Zak: Brooks is right – Rory’s driver is the greatest weapon – but I think 80 percent of the Tour would trade their iron-game for Adam Scott’s, in the same way that Scott would trade in his putter for 80 percent of the Tour’s.

Shipnuck: Two years ago, Spieth’s putter would have been on the short-list, but probably not anymore. Stenson’s 3-wood also deserves a mention. I’d say Bubba’s and DJ’s drivers merit consideration, but ultimately Rory wins the tie-breaker.

Sens: Tiger’s mind.

Berhow: Physical tools? Rory’s driver. Other intangibles? Sens is right with Tiger’s mind. Forget about the guy’s ability to close and how he’s able to block out the ridiculousness he gets from the gallery – he’s also overcome the chip yips! Although some say you never actually are cured of the chip yips, you just figure out a way to put a band-aid on them and go forth. Even if it’s the latter, that’s amazing.

Dethier: Tiger’s irons. More specifically, Tiger’s distance control with his irons.

5. The first two episodes of ESPN’s long-awaited Michael Jordan documentary dropped Sunday evening. Forget basketball! When it comes to His Airness, what’s your favorite golf yarn?

Zak: When MJ dunked on Keegan Bradley after Keeg’s tried trash-talking about their golf match. We can all LOL at the idea of AirKeegans.

Shipnuck: I just love that he shows up at practically every Ryder Cup. I’ve walked in Jordan’s wake a few times, and the energy he brings is incredible.

Sens: On the one hand, I’m impressed that he reportedly once lost $1.25 million to a golf buddy in a single week. But then I think a little more and realize that that’s about the same as me losing five bucks, so maybe that’s the point. He makes the ridiculous seem ho-hum.

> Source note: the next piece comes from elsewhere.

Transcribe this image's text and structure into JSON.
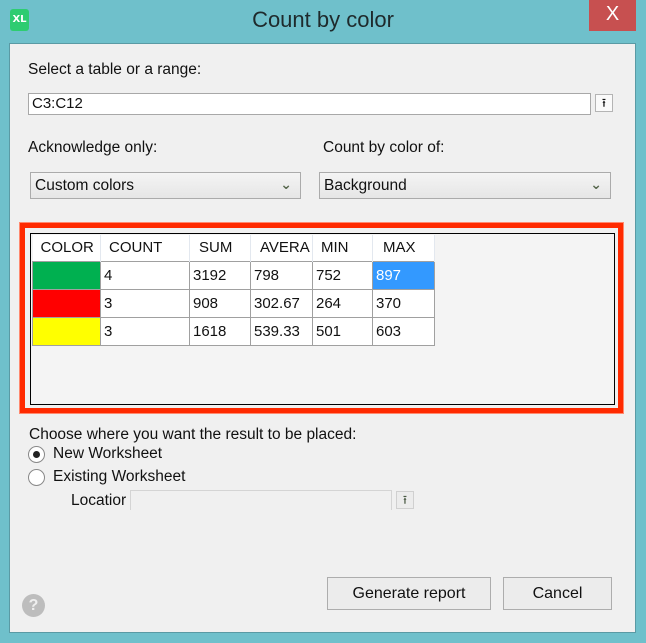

Dethier: After MJ ragged on Obama’s golf game, calling him a “hack,” Obama fired back: “There is no doubt that Michael is a better golfer than I am. Of course, if I was playing twice a day for the last 15 years, then that might not be the case.” It gets to the most ridiculous thing about Jordan and golf — the sheer volume. The guy plays two rounds on a slow day. He built his own freakin’ golf course just because Florida’s most private clubs weren’t enough. This is a man who plays the game by his own rules.

Berhow: Rickie Fowler once said he’ll play you for “whatever makes you scared,” which is pretty great. The only time I’ve ever seen MJ in person was at the 2016 Ryder Cup. I was crouched behind a tee box and everyone started screaming in my direction, which terrified me for a second until I realized whom they were yelling at. Jordan was just a few feet from me smoking a cigar as big as my forearm. Shoulda told him I once made a gamer-winner in sixth grade.

6. This week, GOLF.com revealed the 10 finalists for the GOLF + Nicklaus Design Challenge. Put on your designer cap and tell us what *your* dream par 4 looks like?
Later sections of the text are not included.